What gave her stories some intrigue was that she was the daughter of a senator and a girl about town in the nation’s capitol city of DC. Saving her father from an attempt on his life began her career and with the addition of the black light ray device that her father had received from one of his friends she had the necessary power all superheroine’s require.

The series pushed the bounds of secret identity as much or more than any other one of its kind considering the extremely high profile of her secret identity. Her boyfriend Don Borden typically showed up in each issue and like her father, was oblivious to his girl’s special heroic life.

The Phantom Lady was a heroine in the Golden Age but her purpose was more about being a woman who could appeal to male audiences. The series disregarded too many obvious problems which make it seem her mission was more about being a Lady than a Phantom.

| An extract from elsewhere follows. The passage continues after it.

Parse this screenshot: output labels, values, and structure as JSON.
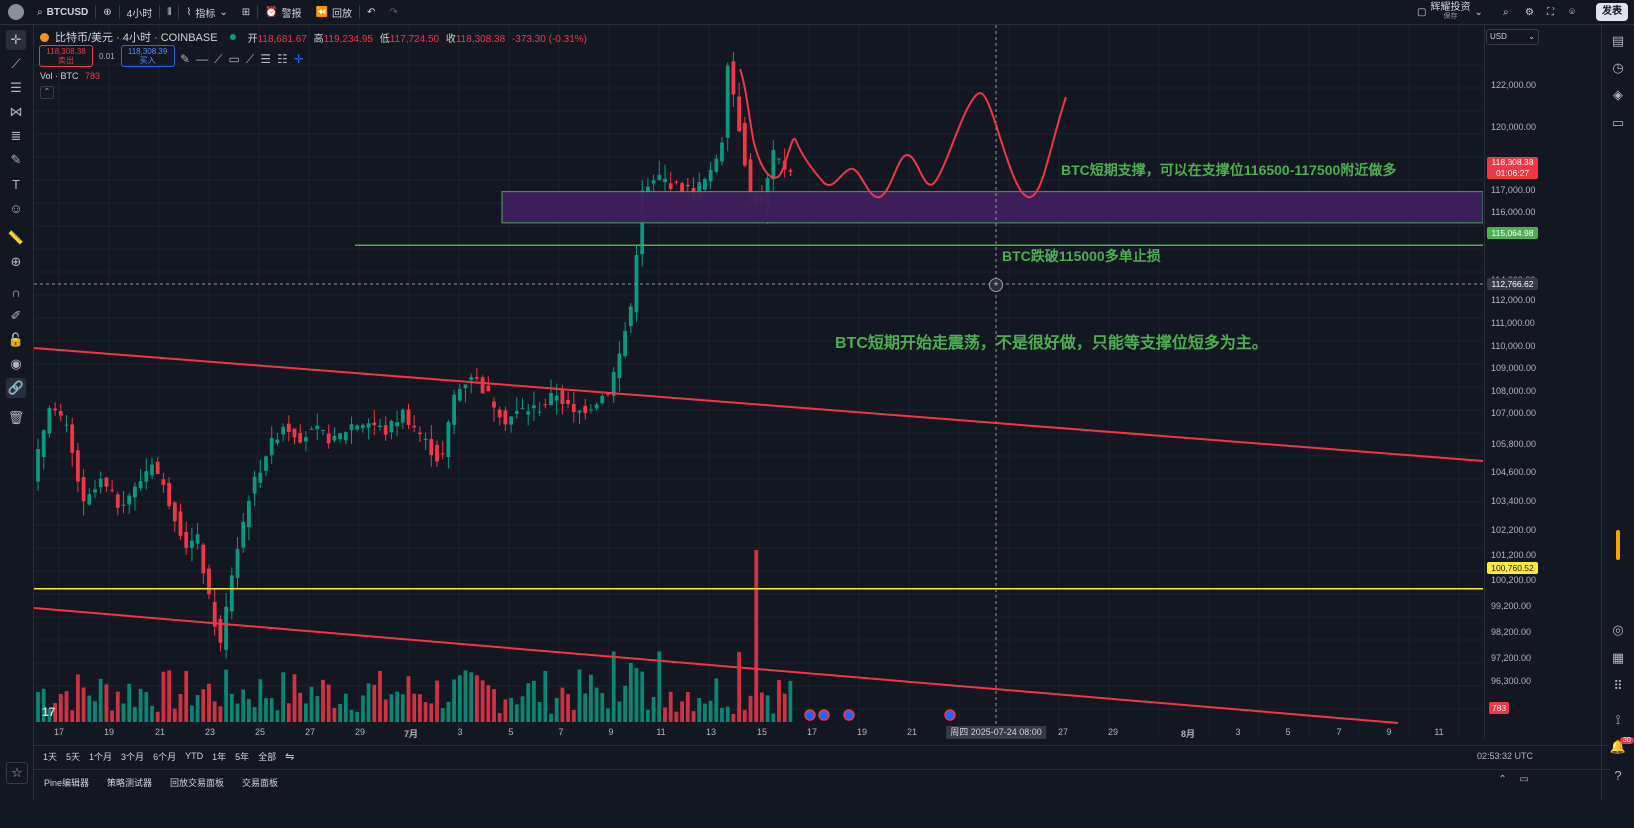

Still, the Golden Age, perhaps more than any other, is about nostalgia and fond remembrance. Perhaps when we consider all the years that have passed since that age closed its doors to us, it will be enjoyable to know that a sexy superheroine who graced so many books survived the test of time. She was not merely a phantom, or a good girl, but a marker for an aspect of comics which allowed girl characters to become women. And the ladies of comics have been good to us ever since.

[James Parducci]

James Parducci is the creator of the comic series Nighthunter. He has been published in multiple periodicals and runs his own freelance writing business in San Diego.